Congo – Mars 1977 : Émile Biayenda et Marien Ngouabi, ultimes destins croisés pour la paix et l'amour du Congo

Le 22 mars 1977, alors que la douleur et l'émotion causées par la mort du président Marien Ngouabi ne sont pas encore retombées, les congolais apprennent l'assassinat du cardinal Émile Biayenda. 40 ans après, l'histoire retient le sens du sacrifice de deux hommes morts pour le Congo.

" Être absent de Brazzaville serait une horrible catastrophe pour l’Église du Congo. J’y suis, j’y reste. Je préfère donner ma vie comme le Christ, pour sauver mon clergé et mon Église, que d’aller me cacher, je ne sais où. Il faut un ou plusieurs sacrifiés pour la paix de la nation. Prions beaucoup Marie, Mère de miséricorde, pour obtenir la paix et l’unité nationale, notre pays lui a été confié ".

Ces propos du cardinal Émile Biayenda qui, Informé que des personnes voulaient attenter à sa vie, refusa les propositions de la délégation du Conseil Paroissial venue droit de Moungali et de nombreuses personnes de quitter le diocèse pour sauver sa peau, sont une preuve de courage face à la mort qui le guettait.

Émile Biayenda avait fait en toute innocence, comme Christ, le choix du « sacrifice expiatoire ».

À l'instar du cardinal, le président Marien Ngouabi avait, presque dans les mêmes termes, évoqué la perspective de sa mort, le 13 mars 1977, lors du discours marquant la célébration de l'anniversaire de l’union révolutionnaire des femmes du Congo (URFC), place de l'hôtel de ville de Brazzaville.  

« Lorsque ton pays est sale et manque de paix durable, tu ne peux lui rendre sa propreté et son unité qu’en le lavant avec ton sang».

À la mort du président Marien Ngouabi, les tensions sont telles que beaucoup redoutent une explosion de cette société congolaise fragilisée par les querelles tribales.

Épris de justice et de paix, voyant les Congolais en émoi et Brazzaville au bord de la guerre civile, le Cardinal Emile Biayenda, au nom de ses pairs du Conseil œcuménique des églises chrétiennes du Congo lança le mémorable appel pathétique pour exhorter tout le peuple congolais à la paix en ces termes :

 « À tous nos frères croyants, du nord, du centre et du sud, en mémoire du président Marien Ngouabi, nous demandons beaucoup de calme, de fraternité et de confiance en Dieu, Père de toutes races et de toutes tribus, afin qu’aucun geste déraisonnable ne puisse compromettre un climat de paix que nous souhaitons tous".

Marien Ngouabi président marxiste et Émile Biayenda, homme d'église avaient en partage l'amour du Congo.

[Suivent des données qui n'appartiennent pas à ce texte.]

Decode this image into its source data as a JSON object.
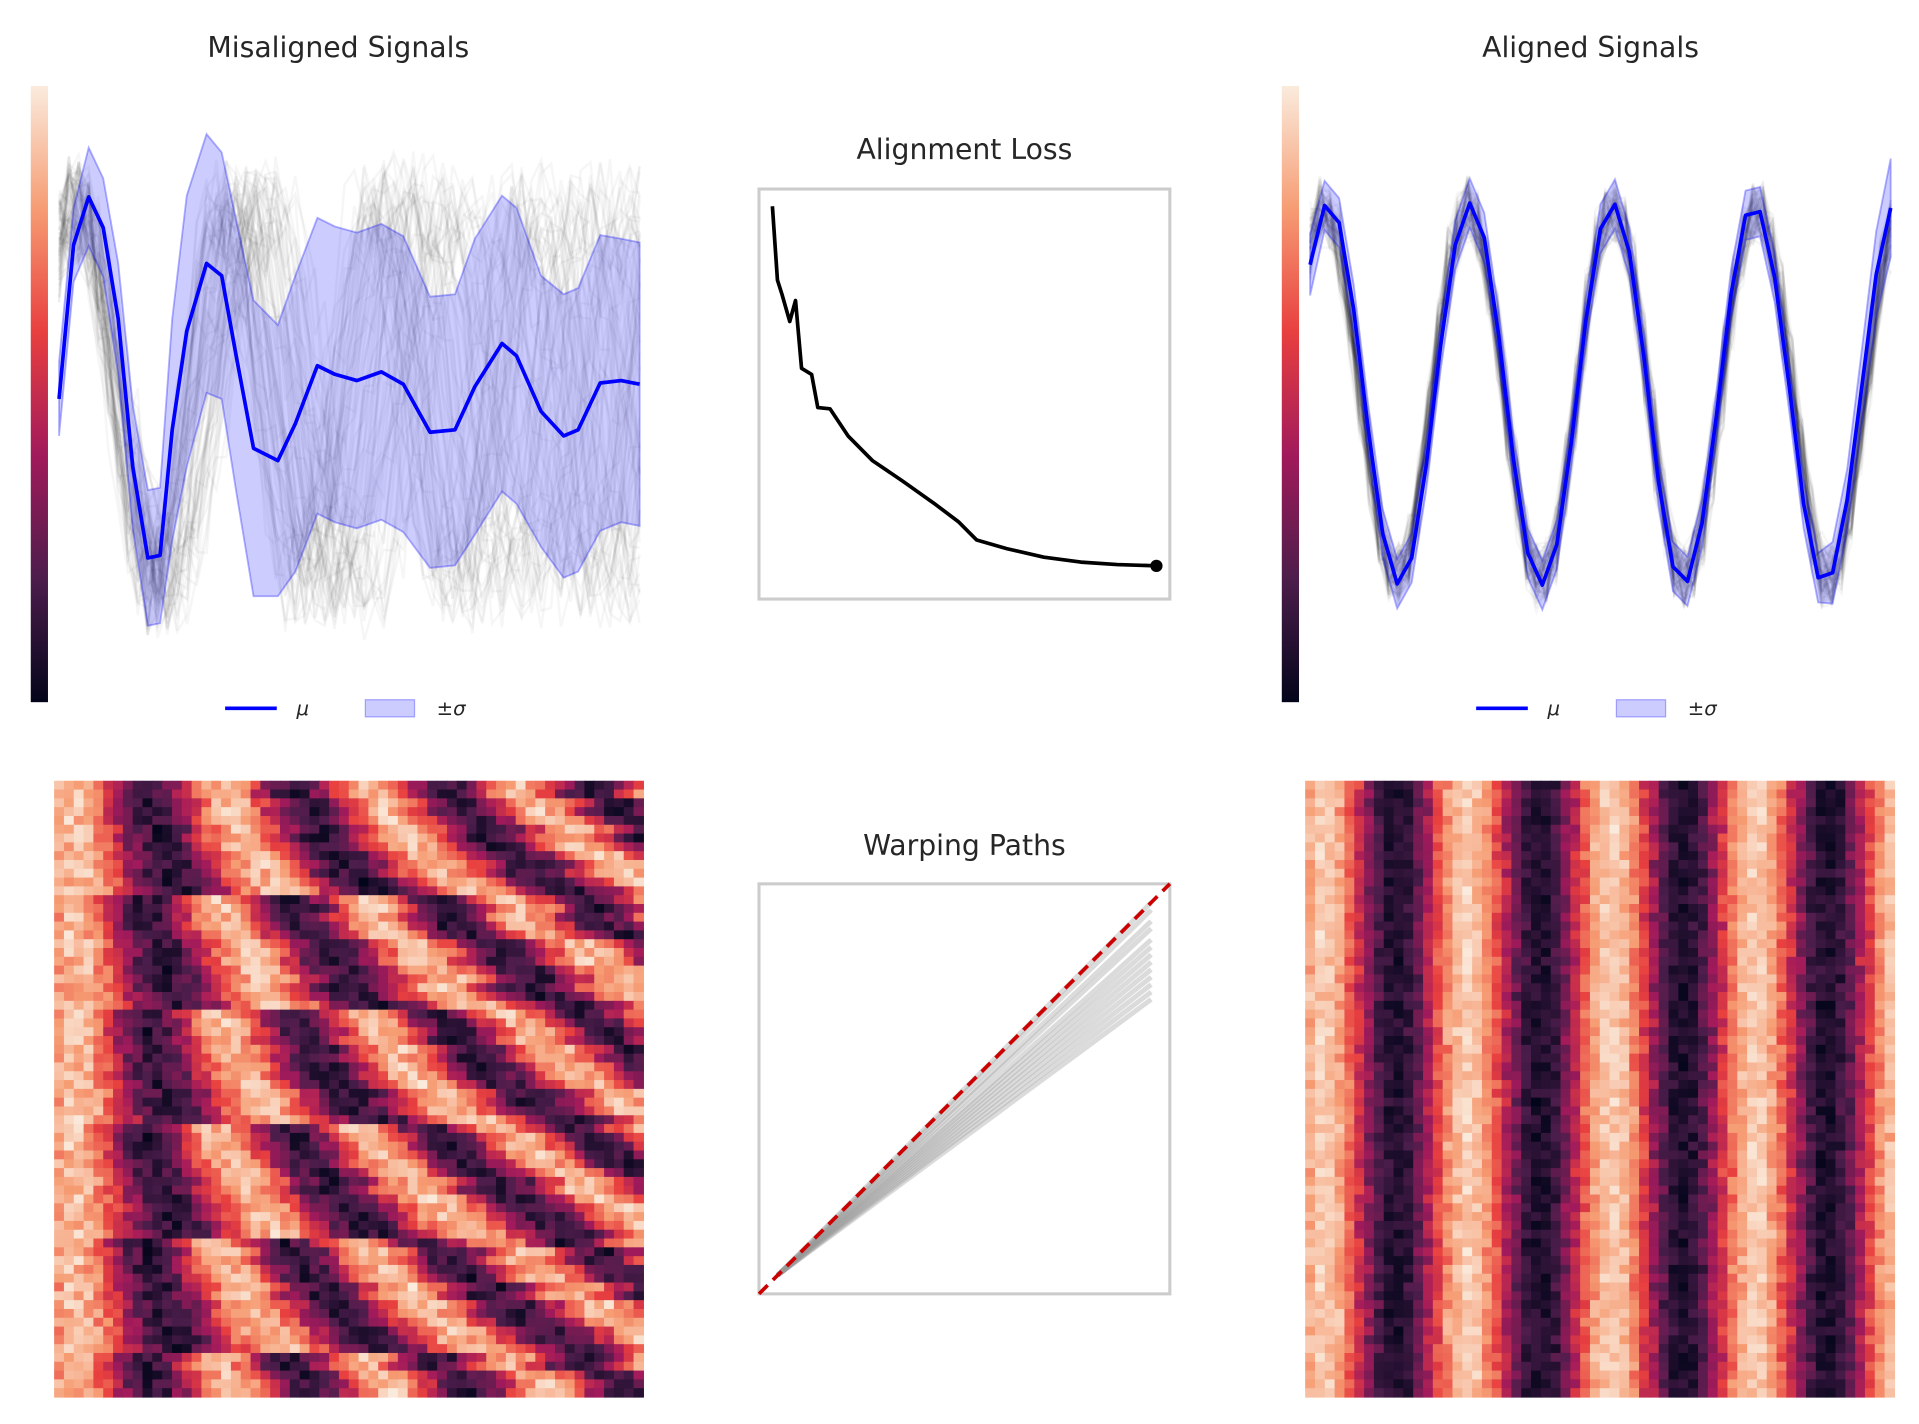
{
  "chart_data": [
    {
      "type": "band",
      "title": "Misaligned Signals",
      "x": [
        0,
        2.5,
        5.1,
        7.6,
        10.2,
        12.7,
        15.3,
        17.4,
        19.5,
        22,
        25.4,
        28,
        30.5,
        33.5,
        37.7,
        40.7,
        44.5,
        47.5,
        51.3,
        55.5,
        59.3,
        63.9,
        68.2,
        71.6,
        76.3,
        78.8,
        83,
        86.9,
        89.4,
        93.2,
        96.8,
        100
      ],
      "series": [
        {
          "name": "μ",
          "color": "#0000ff",
          "values": [
            -0.04,
            1.21,
            1.6,
            1.35,
            0.61,
            -0.59,
            -1.33,
            -1.31,
            -0.29,
            0.51,
            1.06,
            0.96,
            0.31,
            -0.44,
            -0.54,
            -0.24,
            0.23,
            0.16,
            0.11,
            0.18,
            0.08,
            -0.31,
            -0.29,
            0.06,
            0.41,
            0.31,
            -0.14,
            -0.34,
            -0.29,
            0.09,
            0.11,
            0.08
          ]
        },
        {
          "name": "±σ",
          "color": "#0000ff",
          "values": [
            0.3,
            0.3,
            0.4,
            0.4,
            0.45,
            0.5,
            0.55,
            0.55,
            0.9,
            1.1,
            1.05,
            1.0,
            1.1,
            1.2,
            1.1,
            1.2,
            1.2,
            1.2,
            1.2,
            1.2,
            1.2,
            1.1,
            1.1,
            1.2,
            1.2,
            1.2,
            1.1,
            1.15,
            1.15,
            1.2,
            1.15,
            1.15
          ]
        }
      ],
      "xlim": [
        0,
        100
      ],
      "ylim": [
        -2.5,
        2.5
      ],
      "colormap": "rocket",
      "warped": true
    },
    {
      "type": "line",
      "title": "Alignment Loss",
      "x": [
        0,
        1.3,
        2.5,
        4.5,
        6,
        7.6,
        10.2,
        11.8,
        15,
        19.7,
        26,
        34,
        42,
        48.4,
        53.2,
        61,
        70.7,
        80.3,
        89.8,
        100
      ],
      "values": [
        0.958,
        0.778,
        0.743,
        0.677,
        0.728,
        0.563,
        0.548,
        0.467,
        0.464,
        0.398,
        0.338,
        0.287,
        0.234,
        0.189,
        0.144,
        0.123,
        0.102,
        0.09,
        0.084,
        0.081
      ],
      "color": "#000000",
      "xlim": [
        -3.5,
        103.5
      ],
      "ylim": [
        0,
        1
      ]
    },
    {
      "type": "band",
      "title": "Aligned Signals",
      "x": [
        0,
        2.5,
        5,
        7.5,
        10,
        12.5,
        15,
        17.5,
        20,
        22.5,
        25,
        27.5,
        30,
        32.5,
        35,
        37.5,
        40,
        42.5,
        45,
        47.5,
        50,
        52.5,
        55,
        57.5,
        60,
        62.5,
        65,
        67.5,
        70,
        72.5,
        75,
        77.5,
        80,
        82.5,
        85,
        87.5,
        90,
        92.5,
        95,
        97.5,
        100
      ],
      "series": [
        {
          "name": "μ",
          "color": "#0000ff",
          "values": [
            1.05,
            1.53,
            1.39,
            0.69,
            -0.28,
            -1.13,
            -1.54,
            -1.33,
            -0.58,
            0.4,
            1.21,
            1.55,
            1.27,
            0.47,
            -0.52,
            -1.29,
            -1.55,
            -1.22,
            -0.39,
            0.6,
            1.34,
            1.54,
            1.15,
            0.3,
            -0.71,
            -1.4,
            -1.52,
            -1.05,
            -0.17,
            0.81,
            1.45,
            1.48,
            0.95,
            0.07,
            -0.89,
            -1.49,
            -1.45,
            -0.86,
            0.05,
            0.97,
            1.51
          ]
        },
        {
          "name": "±σ",
          "color": "#0000ff",
          "values": [
            0.25,
            0.2,
            0.2,
            0.2,
            0.2,
            0.2,
            0.2,
            0.2,
            0.2,
            0.2,
            0.2,
            0.2,
            0.2,
            0.2,
            0.2,
            0.2,
            0.2,
            0.2,
            0.2,
            0.2,
            0.2,
            0.2,
            0.2,
            0.2,
            0.2,
            0.2,
            0.2,
            0.2,
            0.2,
            0.2,
            0.2,
            0.2,
            0.2,
            0.2,
            0.2,
            0.2,
            0.25,
            0.25,
            0.3,
            0.35,
            0.4
          ]
        }
      ],
      "xlim": [
        0,
        100
      ],
      "ylim": [
        -2.5,
        2.5
      ],
      "colormap": "rocket",
      "warped": false
    },
    {
      "type": "paths",
      "title": "Warping Paths",
      "ends": [
        1.0,
        0.98,
        0.95,
        0.93,
        0.9,
        0.88,
        0.86,
        0.84,
        0.82,
        0.8,
        0.78,
        0.76,
        0.74
      ],
      "color": "#999999",
      "reference_color": "#cc0000",
      "xlim": [
        -0.05,
        1.05
      ],
      "ylim": [
        -0.05,
        1.05
      ]
    }
  ]
}
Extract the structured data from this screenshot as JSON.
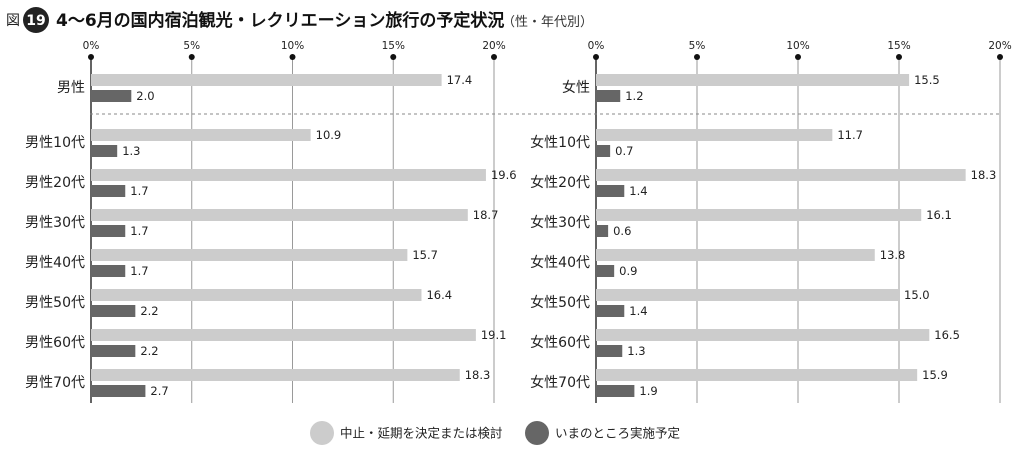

Leurs points de vue convergeaient et en dépit de la ligne du parti, le président Marien Ngouabi renoua les relations avec le Vatican, rompues plusieurs années auparavant.

"L’église a pour raison d’être, de promouvoir la paix, l’unité, la fraternité. Elle s’est toujours considérée comme le début d’un monde unifié, d’une humanité fraternelle, en proposant à tous les hommes le motif essentiel de notre union en unité, à savoir que tous, croyants et incroyants, tous les hommes de toutes races, langues et nationalités, nous sommes frères, tous, nous n’avons qu’un Père, Dieu. Et, c’est dans la mesure où l’Église aura les mains libres pour annoncer cette bonne nouvelle à qui veut l’entendre que notre Église contribuera encore à l’unité des congolais "  soutenait le cardinal auprès de son ami de président.

Amis, les deux hommes l'étaient devenus et le président Marien Ngouabi envisageait déjà de rendre à l'Église tous ses biens confisqués par la révolution.

Comme Marien Ngouabi, le cardinal Émile Biayenda était mort en martyr.

Le jour de ses obsèques, comme pour Marien Ngouabi, le tout Brazzaville avait convergé vers la cathédrale du Sacré-cœur, pour l'adieu à l'enfant du pays.

Le Congo tout entier porta et porte encore le deuil de son pasteur, le seul cardinal du pays à ce jour.